From October 1 - October 5, there is a peak in credit consumption at 2 pm.
- Average credit consumption: 29.5
- Increase from other days at 2 p.m : 12.8 

### CLOUD SERVICES
- The credits for cloud services follow a similar trend as compute with regards to daily timings.
- Usage of credits of cloud services are only charged if the daily consumption of cloud services resources exceeds 10% of the daily warehouse usage.



## Cost by user

In [None]:
df_by_user = df.groupby(['user_name']).sum('numeric_only').reset_index()
df_by_user = df_by_user.round(2)
df_by_user.loc[len(df.index)] = ['Total', df_by_user['credits'].sum(), df_by_user['dollars'].sum()]
print(tabulate(df_by_user, headers='keys', tablefmt='rounded_outline', showindex=False))

In [None]:
fig = make_subplots(
    rows=1, cols=2,
    specs=[[{"type": "pie"},{"type": "pie"}]],
    subplot_titles=("Dollars", "Credits")
)

fig.add_trace(go.Pie(labels=df_by_user['user_name'].tolist(), values=df_by_user['dollars'].tolist(),name="Dollars", rotation=45,marker_colors=color_scheme),row=1,col=1)
fig.add_trace(go.Pie(labels=df_by_user['user_name'].tolist(), values=df_by_user['credits'].tolist(),name='Credits', rotation=45,marker_colors=color_scheme),row=1,col=2)

fig.update_layout(
    title={
        'text': "Breakdown of total cost by user",
        'y':0.1,
        'x':0.5,
        'xanchor': 'center',
        'yanchor': 'bottom'})
fig.show()

- User GREGORYW incurs the maximum value of dollars and credits at 2418 and 1209, respectively.
- Users VERTX_PROD and DBT_PROD incur almost the same values of dollars and credit at 1497 and 748, respectively. 
- Users DBT_DEV and ROBS spend the least value of dollars and credits compared to other users.


In [None]:
df_by_user_ts = df.groupby(['user_name','start_time','end_time']).sum('numeric_only').reset_index()
fig = px.area(df_by_user_ts, x="start_time", y="credits", color="user_name",color_discrete_sequence=color_scheme)
fig.show()

- The time series by user follows a similar trend as the time series by usage category graph with regards to usage of credits at daily time slots.
- The increase in credit usage on the 8th, 9th and 10th of October is because of usage increases by GREGORYW and DBT_DEV. The 2 p.m. credit usage spike from October 1- October 5 can also be attributed to those users. 




## Cost by warehouse

In [None]:
df = qlib.cost_by_wh_ts(sdate, edate)
df.head()

In [None]:
df_by_wh = df.groupby(['warehouse_name']).sum('numeric_only').reset_index()
df_by_wh.loc[len(df.index)] = ['Total', df_by_wh['credits'].sum(), df_by_wh['dollars'].sum(), df_by_wh['cloud_services_dollars'].sum()]
df_by_wh.head(10)

In [None]:
df_by_wh = df.groupby(['warehouse_name']).sum('numeric_only').reset_index()
df_by_wh.loc[len(df_by_wh.index)] = ['Total', df_by_wh['credits'].sum(), df_by_wh['dollars'].sum(), df_by_wh['cloud_services_dollars'].sum()]

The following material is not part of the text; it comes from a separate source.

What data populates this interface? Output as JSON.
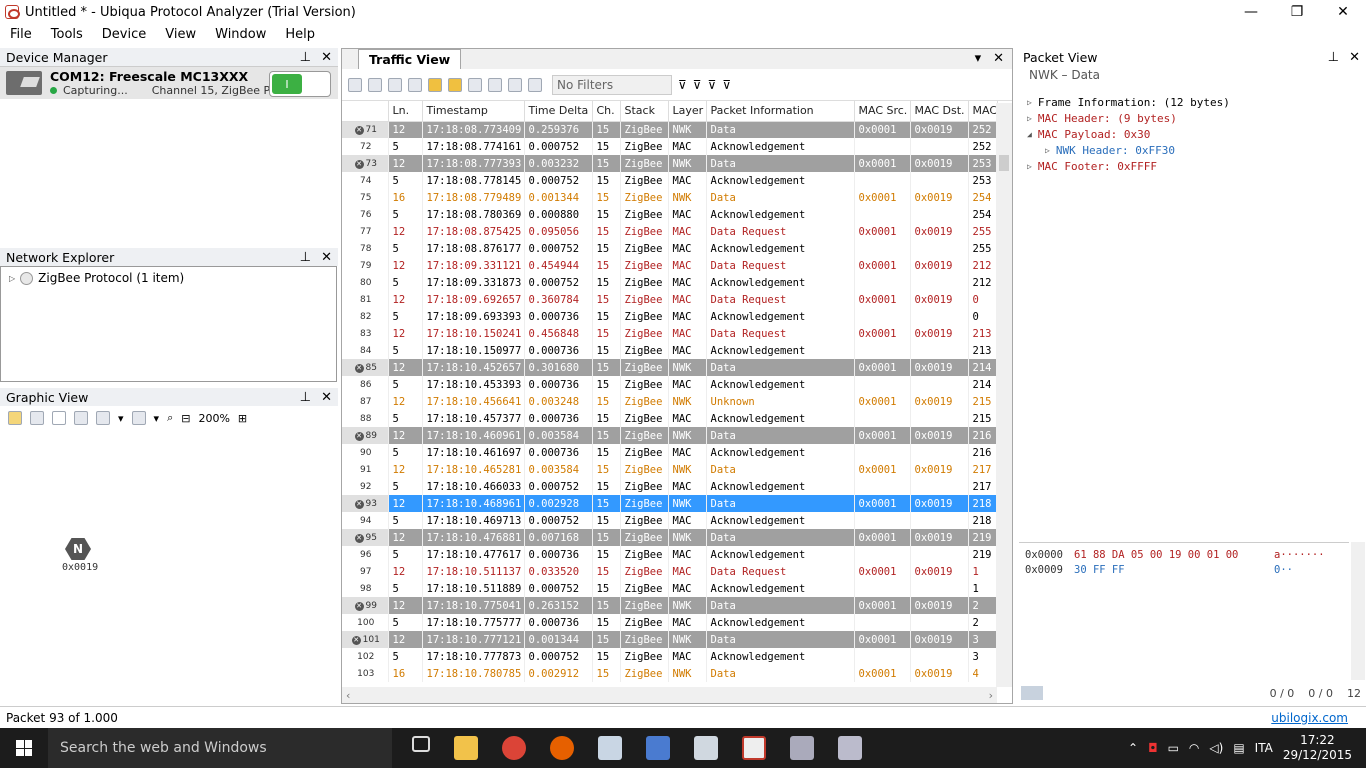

print(tabulate(df_by_wh, headers='keys', tablefmt='rounded_outline', showindex=False))

In [None]:
df_by_wh = df_by_wh.drop(len(df_by_wh)-1) ## Remove the last row of totals for the plot

fig = make_subplots(
    rows=1, cols=1,
    specs=[[{"type": "pie"}]],
)

fig.add_trace(go.Pie(labels=df_by_wh['warehouse_name'].tolist(), values=df_by_wh['dollars'].tolist(),name='dollars',marker_colors=color_scheme),row=1,col=1)

fig.update_layout(
    title={
        'text': "Breakdown of total cost by warehouse",
        'y':0.1,
        'x':0.5,
        'xanchor': 'center',
        'yanchor': 'top'})
fig.show()

- PROD_WH incurs the highest cost for warehouses amongst all with a dollar value of 1221.29, followed by DEV_WH with a dollar value of 797.61
- DAILY_REFRESH_WH’s cost is 347.14 and ML_WH’s cost is 140.47
- CLOUD_SERVICES_ONLY does not incur any costs.



In [None]:
df_by_user_ts = df.groupby(['warehouse_name','start_time','end_time']).sum('numeric_only').reset_index()
fig = px.area(df_by_user_ts, x="start_time", y="credits", color="warehouse_name",color_discrete_sequence=color_scheme)
fig.show()

- The credit usage increase on the 8th, 9th, and 10th of October from other days is because of more credit consumption by DEV_WH.